If Bacon is More Than Just a Clever Name for Your Pet Pig: Pig Out Southern Style: "I love this idea of having [75+ chefs] come together", Chris says of the whole-hog/bourbon/beer bonanza. "It goes perfectly with (festival founder) Dominique Love's original question: 'how do we make it about more than being a place to eat and drink?'"

If You Own a Gun, or Just Enjoy Rooting Around in the Dirt: Hunting, Foraging & Gathering Class: Chris himself will show you how easy it is to make stuff found/shot in the wild delicious, from fennel sausage-stuffed rabbit loin to mushrooms, honeysuckles, and "herbs you might find in a park" (here's to hoping that includes Candler post-420 Fest).

If You Like Seafood/Only Half of the Criminal Crew Involving Clooney and Don Cheadle: Oceans 6: "It's crazy that it's not sold out.
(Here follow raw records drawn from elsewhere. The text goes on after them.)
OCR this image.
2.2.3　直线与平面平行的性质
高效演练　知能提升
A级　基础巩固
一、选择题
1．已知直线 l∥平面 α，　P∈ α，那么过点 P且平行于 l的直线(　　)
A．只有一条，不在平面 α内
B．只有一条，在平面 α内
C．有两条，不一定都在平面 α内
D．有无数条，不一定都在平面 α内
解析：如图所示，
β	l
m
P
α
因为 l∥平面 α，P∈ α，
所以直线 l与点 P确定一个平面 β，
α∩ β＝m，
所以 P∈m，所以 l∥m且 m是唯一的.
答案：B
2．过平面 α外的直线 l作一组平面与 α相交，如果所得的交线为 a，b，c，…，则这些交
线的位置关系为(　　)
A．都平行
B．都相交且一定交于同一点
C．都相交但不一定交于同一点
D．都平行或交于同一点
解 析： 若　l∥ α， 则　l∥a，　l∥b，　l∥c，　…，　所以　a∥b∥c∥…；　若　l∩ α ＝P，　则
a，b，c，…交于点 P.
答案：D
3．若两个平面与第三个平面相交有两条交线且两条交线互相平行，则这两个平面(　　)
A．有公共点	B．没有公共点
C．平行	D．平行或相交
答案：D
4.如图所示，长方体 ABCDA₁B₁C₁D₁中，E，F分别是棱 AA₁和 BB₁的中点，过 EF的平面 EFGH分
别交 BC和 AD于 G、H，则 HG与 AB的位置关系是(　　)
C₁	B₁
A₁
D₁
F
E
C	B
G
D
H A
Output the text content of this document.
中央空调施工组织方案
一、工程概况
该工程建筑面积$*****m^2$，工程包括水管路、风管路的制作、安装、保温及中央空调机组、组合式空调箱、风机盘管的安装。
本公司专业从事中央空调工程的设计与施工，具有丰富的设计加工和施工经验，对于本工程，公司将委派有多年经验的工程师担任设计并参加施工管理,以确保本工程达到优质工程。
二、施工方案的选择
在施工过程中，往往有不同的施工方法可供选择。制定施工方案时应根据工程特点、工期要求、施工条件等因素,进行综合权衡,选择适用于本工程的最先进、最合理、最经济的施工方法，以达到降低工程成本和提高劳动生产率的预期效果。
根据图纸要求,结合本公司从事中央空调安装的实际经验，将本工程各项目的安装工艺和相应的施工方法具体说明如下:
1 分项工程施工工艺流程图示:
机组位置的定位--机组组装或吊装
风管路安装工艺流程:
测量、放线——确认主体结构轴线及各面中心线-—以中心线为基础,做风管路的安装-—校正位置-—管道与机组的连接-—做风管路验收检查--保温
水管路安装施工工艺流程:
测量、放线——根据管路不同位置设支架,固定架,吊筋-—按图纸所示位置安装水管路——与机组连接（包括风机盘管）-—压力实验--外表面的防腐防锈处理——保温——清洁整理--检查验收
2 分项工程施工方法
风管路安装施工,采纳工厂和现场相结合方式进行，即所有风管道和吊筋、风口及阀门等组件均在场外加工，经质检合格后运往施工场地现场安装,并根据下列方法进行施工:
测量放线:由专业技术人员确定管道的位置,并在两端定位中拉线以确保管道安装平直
Bryan [Caswell], Mike [Lata], and Ford [Fry] -- those are some of the best cooks I know. So this would be the first thing I would do."

If You Use Your Skillets for More Than Just Hitting Larry and Moe in the Face: Cast Iron Cooking Technique Lab: "This is great because it's resurrecting old recipes and memories, so it'll be not just eating and drinking, but about knowledge. Everybody in the South has a cast-iron skillet, but now people are actually pulling them out and using them in their daily lives."

No "If" on This One: Craft Beer Trail: "That movement's huge -- really huge," says Chris of this high-ABV walkabout. "It's a great chance to learn and meet the people in that segment of the industry, and these days chefs are working directly with brewmasters to come up with fun seasonals." Or if you're really ambitious, just hit all of the above events, and ensure that by the end, you'll have to literally roll out.